This is one type of book I like---fictional characters in a historical setting, with some real people showing up in the action. ( I had to google once in awhile to see who was real and who was fictional.)
Sydney Stringfellow, young, naive, and straight from Chesapeake Bay, finds herself invited to swim in the 1936 Olympics in Berlin, where she falls in love with a German man. A Nazi? Or not? Returning home and alone again, she marries Jimmy, an American Marine ready to ship out to Guadacanal.
Bliss, Remembered is the life story that aging Sydney, now dying of cancer, chooses to tell her son. Nothing in her life had actually happened the way her family had always believed, and now Sydney decides to tell the truth before her death.
Sydney asks her son, "What would you be willing to do for love?" and that's the answer she reveals as she talks. The narrative is Sydney's conversation with her son, sometimes interrupted for a question from him or an explanation--or a gin and tonic. It's a different style, and one I found I liked, as Sydney's own voice, and her son's questions, help the reader know both of them.

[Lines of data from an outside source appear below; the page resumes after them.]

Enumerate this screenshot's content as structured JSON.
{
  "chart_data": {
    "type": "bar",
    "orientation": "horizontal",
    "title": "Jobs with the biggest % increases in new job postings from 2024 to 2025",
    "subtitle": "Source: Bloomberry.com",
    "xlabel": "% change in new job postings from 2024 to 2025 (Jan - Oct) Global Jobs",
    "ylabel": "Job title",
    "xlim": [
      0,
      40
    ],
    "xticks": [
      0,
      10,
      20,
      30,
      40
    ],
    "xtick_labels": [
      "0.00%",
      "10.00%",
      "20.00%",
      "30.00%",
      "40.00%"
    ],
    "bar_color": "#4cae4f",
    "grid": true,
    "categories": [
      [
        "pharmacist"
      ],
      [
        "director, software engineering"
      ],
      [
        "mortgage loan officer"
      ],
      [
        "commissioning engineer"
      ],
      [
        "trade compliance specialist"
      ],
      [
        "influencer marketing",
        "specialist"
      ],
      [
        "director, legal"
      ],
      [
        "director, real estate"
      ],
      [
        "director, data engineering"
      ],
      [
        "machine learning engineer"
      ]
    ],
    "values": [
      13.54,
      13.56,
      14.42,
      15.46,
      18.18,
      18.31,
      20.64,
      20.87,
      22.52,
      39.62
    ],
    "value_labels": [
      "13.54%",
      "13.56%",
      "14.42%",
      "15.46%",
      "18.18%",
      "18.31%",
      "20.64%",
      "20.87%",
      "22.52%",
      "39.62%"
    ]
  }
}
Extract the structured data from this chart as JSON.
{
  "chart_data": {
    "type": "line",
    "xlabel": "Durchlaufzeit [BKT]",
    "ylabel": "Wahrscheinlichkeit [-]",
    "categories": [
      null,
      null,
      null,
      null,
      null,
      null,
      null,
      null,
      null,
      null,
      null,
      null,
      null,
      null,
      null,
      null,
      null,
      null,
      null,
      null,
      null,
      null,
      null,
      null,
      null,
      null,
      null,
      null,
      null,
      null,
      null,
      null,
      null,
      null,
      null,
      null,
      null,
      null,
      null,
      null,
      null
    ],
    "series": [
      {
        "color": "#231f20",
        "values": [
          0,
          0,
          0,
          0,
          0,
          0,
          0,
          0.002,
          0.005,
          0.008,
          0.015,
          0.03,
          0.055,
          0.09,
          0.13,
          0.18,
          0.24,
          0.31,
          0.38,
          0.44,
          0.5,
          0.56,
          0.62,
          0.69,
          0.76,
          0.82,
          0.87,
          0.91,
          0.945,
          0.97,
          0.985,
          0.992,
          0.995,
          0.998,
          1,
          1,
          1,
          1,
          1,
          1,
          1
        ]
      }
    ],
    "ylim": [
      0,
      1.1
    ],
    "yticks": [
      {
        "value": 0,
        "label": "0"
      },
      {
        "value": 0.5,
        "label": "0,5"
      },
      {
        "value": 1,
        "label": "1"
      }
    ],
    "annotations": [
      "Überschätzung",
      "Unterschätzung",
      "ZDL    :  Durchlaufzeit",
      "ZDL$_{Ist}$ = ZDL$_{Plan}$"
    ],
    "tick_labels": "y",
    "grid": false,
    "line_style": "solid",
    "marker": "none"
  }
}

Through the book, I experienced life on Chesapeake Bay and in New York of the 1930's, learned about history of the Olympics in those years and about Hitler's Germany. But, much of the book was timeless: about whom people choose to love and how major world events can totally change a person's plans.
I didn't see the ending coming, but it was believable and "happy" and satisfactorily tied the story together. (Thanks very much for the recommendation, Ann Yates!)
(The book's cover above shows a young woman swimming on the top half, and marching troops on the bottom half. It fits the book, but doesn't grab a reader's attention, I didn't think.)